Bollettino nippo-coreano per chi non ha nient'altro da tifare
Sempre più incerto il destino della Francia di Lemerre, a rischio
eliminazione dopo il pareggio con l'Uruguay. In caso di bocciatura, Le Pen
si è offerto di bastonare personalmente i Bleus di origine magrebina e
africana, ma Chirac e Jospin si sono opposti: «Prima andiamo tutti e tre a
spaccare le ossa al cittì Lemerre». Diventano un rebus le qualificazioni
nel girone A dopo i due pareggi di ieri. Solo le prossime partite ci
diranno se le promosse saranno Seneguay e Francimarca, o Danigal e
Uruguancia.
Yuri Chechi in Nazionale? Colpito dalle acrobazie dell'ex ginnasta Miroslav
Klose, che hanno tonificato la Germania di Voeller, Trapattoni sarebbe
seriamente intenzionato a convocare al più presto l'olimpionico toscano,
malgrado due inconvenienti: la sua altezza supera di poco il diametro del
pallone, e riesce a calciare solo se alla porta sono appesi due anelli. Ma
il cittì conta su Chechi qualora nel corso del Mondiale si profili uno
scontro con il Brasile: «Per vincere dovremo davvero fare i salti mortali».

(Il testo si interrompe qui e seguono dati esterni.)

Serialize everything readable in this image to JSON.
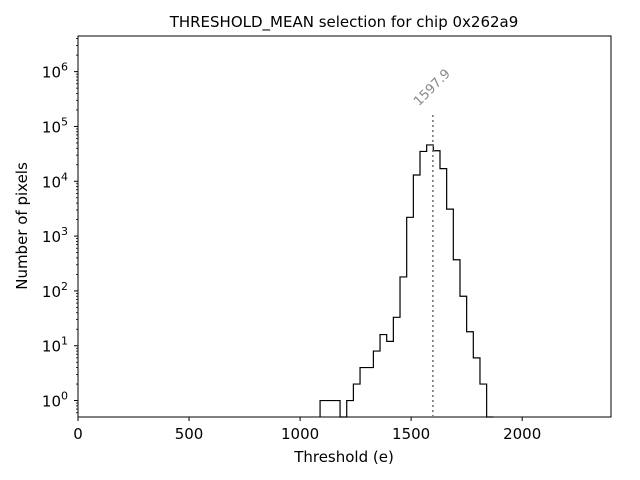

Brutta sorpresa per Rivaldo. Il protagonista della vergognosa simulazione
contro la Turchia sperava di essersela cavata con la multa di 8000 euro
inflittagli dalla Fifa, ma ha subito una sanzione ben più pesante dalla
Federazione Internazionale Istrioni: «Una sceneggiata che disonora la
nostra professione» ha commentato il presidente della Fii, Hamlet Legigion,
che ha inflitto a Rivaldo una sanzione di 20mila euro, più l'interdizione
da tutti i palcoscenici del pianeta.
Allarme ordine pubblico a Sendai. Le continue zuffe tra fan di Totti
(parecchie centinaia) e parenti di Totti (parecchie migliaia) creano
quotidianamente il caos nelle strade cittadine. Il trasferimento in massa
del nutrito clan del fantasista nella già sovraffollata località nipponica
sta creando problemi di inquinamento acustico e di approvigionamento
idrico: ogni giorno sono necessari ettolitri d'acqua per le abluzioni di
tutto il clan Totti e soprattutto per cuocere le immani pastasciutte che
mamma Fiorella e i suoi consumano sei volte al giorno.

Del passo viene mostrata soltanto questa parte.